Trailer Park Group
- Type: Private
- Industry: Entertainment
- Founded: 1994
- Headquarters: Hollywood, California
- Number of employees: 600
- Parent: Erie Street Growth Partners
- Website: www.trailerparkgroup.com

= Trailer Park, Inc. =

Marketing firm

Trailer Park Group is a marketing firm with operations across North America, Europe, and Asia-Pacific. It broadly specializes in the media and entertainment industries, including film, television, streaming, brands, gaming, and sports sectors.

Trailer Park Group is a portfolio company of the private equity firm, Erie Street Growth Partners.

== History ==
Trailer Park Group was founded in 1994 as Trailer Park, Inc.by Jim Hale and Tim Nett, referred to as Trailer Park. Originally a motion picture advertising production company, it eventually expanded into other sectors of the entertainment industry.
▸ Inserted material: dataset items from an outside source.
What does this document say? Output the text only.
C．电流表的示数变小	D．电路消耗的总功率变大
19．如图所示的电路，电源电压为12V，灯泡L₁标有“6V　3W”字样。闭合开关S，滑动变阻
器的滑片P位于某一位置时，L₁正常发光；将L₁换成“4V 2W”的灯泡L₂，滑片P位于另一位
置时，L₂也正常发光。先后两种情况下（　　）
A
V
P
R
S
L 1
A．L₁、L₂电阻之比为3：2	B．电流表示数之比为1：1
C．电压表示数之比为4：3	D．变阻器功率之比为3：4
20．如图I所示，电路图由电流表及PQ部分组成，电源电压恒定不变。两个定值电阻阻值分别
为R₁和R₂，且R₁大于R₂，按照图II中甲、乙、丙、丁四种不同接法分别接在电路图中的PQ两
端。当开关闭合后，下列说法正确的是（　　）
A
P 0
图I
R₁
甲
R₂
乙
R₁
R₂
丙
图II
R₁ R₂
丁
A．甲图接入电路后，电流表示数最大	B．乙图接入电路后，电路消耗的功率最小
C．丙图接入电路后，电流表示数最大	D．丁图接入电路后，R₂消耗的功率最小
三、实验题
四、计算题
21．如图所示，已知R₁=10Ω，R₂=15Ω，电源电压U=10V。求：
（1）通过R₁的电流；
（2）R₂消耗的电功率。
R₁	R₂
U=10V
In February 2005, the Chicago-based private equity firm Lake Capital invested in Trailer Park. In December 2005, Trailer Park merged with Creative Domain, a large agency with a digital division. In July 2007, Trailer Park entered another merger with Art Machine, a leading print design agency.

In Spring 2008, the firm hired Rick Eiserman as its CEO. Eiserman was previously managing director of Young & Rubicam, and co-founder of BrandBuzz.

In February 2010, Trailer Park acquired goodness Mfg., an advertising firm known for brand-oriented campaigns. In 2018, they acquired Mirada Studios, an American creative agency and production company founded in 2010.

Trailer Park's marketing offering spans theatrical, home entertainment, television, print & design, digital, social, mobile, interactive TV, menus, content, digital publishing, video games and brand.

===2020–present===
Trailer Park rebranded to Trailer Park Group in 2020. In 2021, Trailer Park Group received a growth investment from advisory firm, Erie Street.

In November 2022, it was announced that Trailer Park Group acquired the London-based creative agency, MXW Studios.

Trailer Park Group acquired Mumbai-based White Turtle Studios, a creative and production studio in 2022. That same year, they acquired Dark Burn Creative (“DBC”), a Los Angeles based gameplay video production company, originally founded in 2014. In 2022, Trailer Park Group also launched a new game marketing division, called Mutiny, which supports brands like Xbox, Riot Games, and Ubisoft.

David Messinger joined Trailer Park Group as Chairman and Chief Executive Officer in January 2024, after tenures at Activision Blizzard, CAA, and The Walt Disney Company. The following year, the company established TPG Sports.

== Recognition ==
Trailer Park Group’s work and staff have been recognized throughout the entertainment industry, receiving various accolades. From 2022 to 2024, the Clio Entertainment Awards has awarded Trailer Park Group with 173 awards, across Grand, Gold, Silver, and Bronze categories, including being named Agency of the Year in 2022. The firm has earned 15 Golden Trailer Awards from 2023 to 2025.